At the same time, many teachers in Nepal are working under extremely challenging circumstances, often without proper support, training, or resources. The issues I raise here are not criticisms of individual teachers but of a system that has not empowered them to innovate or think freely. Any reform must begin with supporting and valuing our educators, ensuring they have the tools they need to foster critical thinking and curiosity in the classroom.

The link to leadership

The consequences of our educational shortcomings extend beyond classrooms. Nepal’s current political crisis is not just a struggle for power—it’s a crisis of leadership. The country lacks visionary leaders capable of guiding Nepal toward a better future, and this deficit reflects deeper issues within our education system. Instead of fostering critical thinking and independent thought, we are producing followers who passively accept information. This is evident in our political landscape, where many follow empty rhetoricians rather than leaders with clear ideologies. 

To address Nepal’s political crisis, we must shift the focus from just who holds power to how we educate our people. Our education system is failing to produce the kind of visionary leaders we desperately need. A nation without an educational foundation that encourages critical thinking and nurtures leadership will remain stagnant, regardless of the political system or the individuals who rise to power. If we want to shape a brighter future, the future of the nation depends on how we educate young people today. 

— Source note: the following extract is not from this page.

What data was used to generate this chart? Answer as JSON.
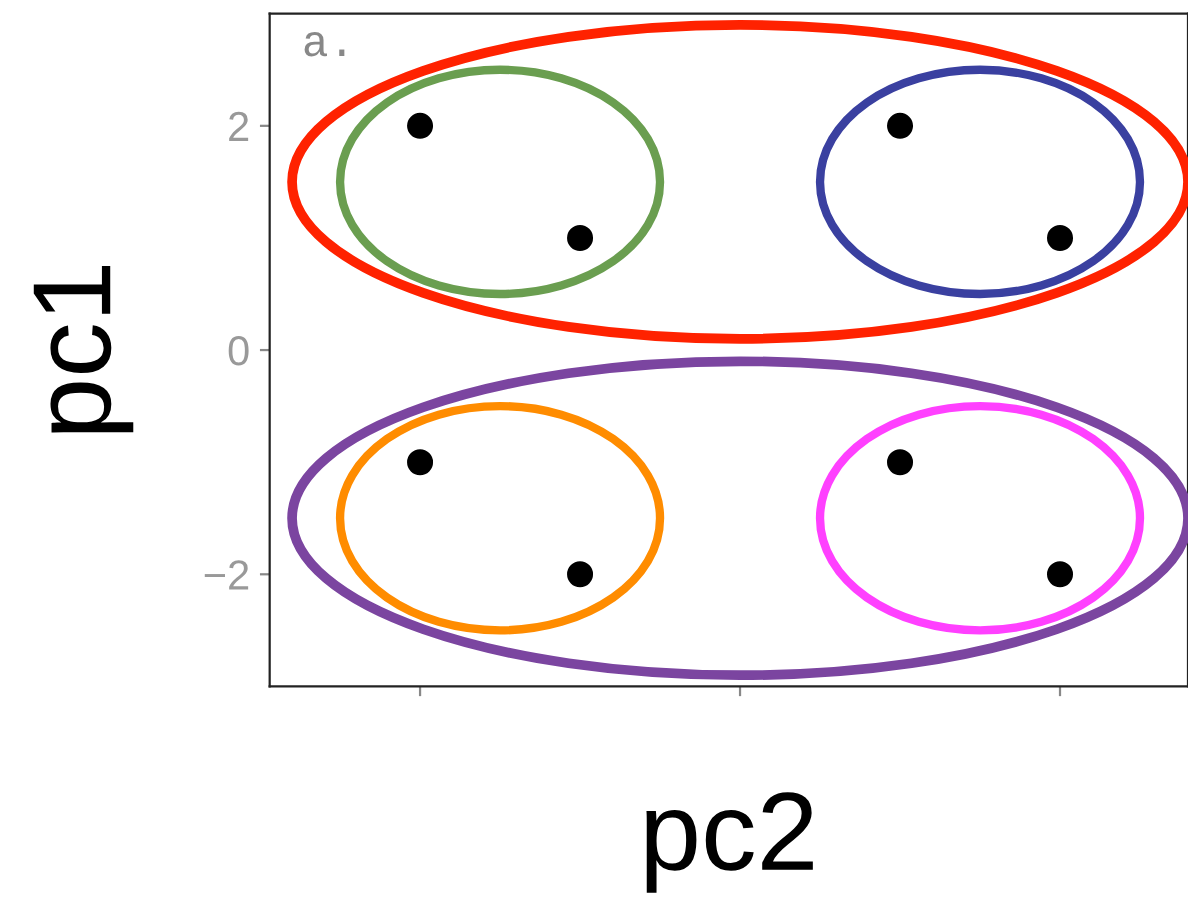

Without an education system that fosters independent thought and leadership, we will continue to see a generation of followers, rather than leaders with vision. We, as educators, parents and citizens, must steer Nepal’s education system toward a future where critical thinking is valued above rote memorization. This is not just about changing curriculums—it’s about changing the very mindset with which we approach education. Only then will we truly empower our youth and ensure a better future for the country.